I am intersecting two lists with the following code:

def interlist(lst1,lst2): 
    lst3 = list(filter(lambda x: x in lst1, lst2))

    return lst3

The thing, is that I want to count every intersection between lst1 and lst2 . The result should be a dictionary mapping elements to the number of times they overlap in both lists.

Answer 1

Here's a simple solution using collections.Counter and set intersection. The idea is to first count occurrences of each element in each list separately; then, the number of overlaps is the min of the two counts, for each element. This matches each occurrence in one list with a single occurrence in the other, so the min gives the number of matches that can be made. We only need to count elements which occur in both lists, so we take the intersection of the two key-sets.

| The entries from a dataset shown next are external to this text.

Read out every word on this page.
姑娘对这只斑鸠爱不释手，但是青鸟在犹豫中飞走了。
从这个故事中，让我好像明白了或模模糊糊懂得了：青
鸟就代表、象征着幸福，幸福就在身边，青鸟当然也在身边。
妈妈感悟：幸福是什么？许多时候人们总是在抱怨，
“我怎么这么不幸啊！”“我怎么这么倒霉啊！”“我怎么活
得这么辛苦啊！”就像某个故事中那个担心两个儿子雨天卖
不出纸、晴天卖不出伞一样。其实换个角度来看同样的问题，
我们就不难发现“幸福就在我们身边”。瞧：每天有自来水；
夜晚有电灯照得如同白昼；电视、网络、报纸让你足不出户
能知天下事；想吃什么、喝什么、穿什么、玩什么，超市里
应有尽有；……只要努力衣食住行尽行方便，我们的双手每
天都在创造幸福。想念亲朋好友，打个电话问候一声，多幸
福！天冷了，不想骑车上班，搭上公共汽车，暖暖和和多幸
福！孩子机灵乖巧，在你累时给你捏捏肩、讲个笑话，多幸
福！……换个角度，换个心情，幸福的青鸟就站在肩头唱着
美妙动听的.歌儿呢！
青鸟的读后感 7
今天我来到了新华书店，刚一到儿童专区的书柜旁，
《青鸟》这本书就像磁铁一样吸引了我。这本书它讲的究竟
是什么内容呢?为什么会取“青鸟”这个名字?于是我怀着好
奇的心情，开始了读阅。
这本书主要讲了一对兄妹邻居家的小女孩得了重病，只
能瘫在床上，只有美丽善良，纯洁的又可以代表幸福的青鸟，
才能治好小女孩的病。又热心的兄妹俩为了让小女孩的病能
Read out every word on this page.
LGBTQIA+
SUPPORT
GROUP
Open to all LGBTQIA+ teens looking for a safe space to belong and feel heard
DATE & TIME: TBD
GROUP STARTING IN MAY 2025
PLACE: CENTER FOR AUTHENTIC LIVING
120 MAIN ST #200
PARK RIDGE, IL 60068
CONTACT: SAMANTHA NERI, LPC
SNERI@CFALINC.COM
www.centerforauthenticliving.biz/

If you want to count all matching pairs instead (ie each occurrence in lst1 gets matched with every occurrence in lst2 ), replace min(c1[k], c2[k]) with c1[k] * c2[k] . This counts the number of ways of choosing a pair with one occurrence from lst1 and one from lst2 .

from collections import Counter

def count_intersections(lst1, lst2):
    c1 = Counter(lst1)
    c2 = Counter(lst2)
    return { k: min(c1[k], c2[k]) for k in c1.keys() & c2.keys() }

Example:

>>> lst1 = ['a', 'a', 'a', 'b', 'b', 'c', 'e']
>>> lst2 = ['a', 'b', 'b', 'b', 'd', 'e']
>>> count_intersections(lst1, lst2)
{'b': 2, 'a': 1, 'e': 1}

This solution runs in O(m + n) time and uses at most O(m + n) auxiliary space, where m and n are the sizes of the two lists.

Answer 2

Per your clarification of:

If lst1 = ["a", "b", "c"] , lst2 = ["a", "a", "a", "b", "b"] then output = {"a": 3, "b": 2} , you can simply do:

output = {}
for x in set(lst1):
    cnt = lst2.count(x)
    if cnt > 0:
        output[x] = cnt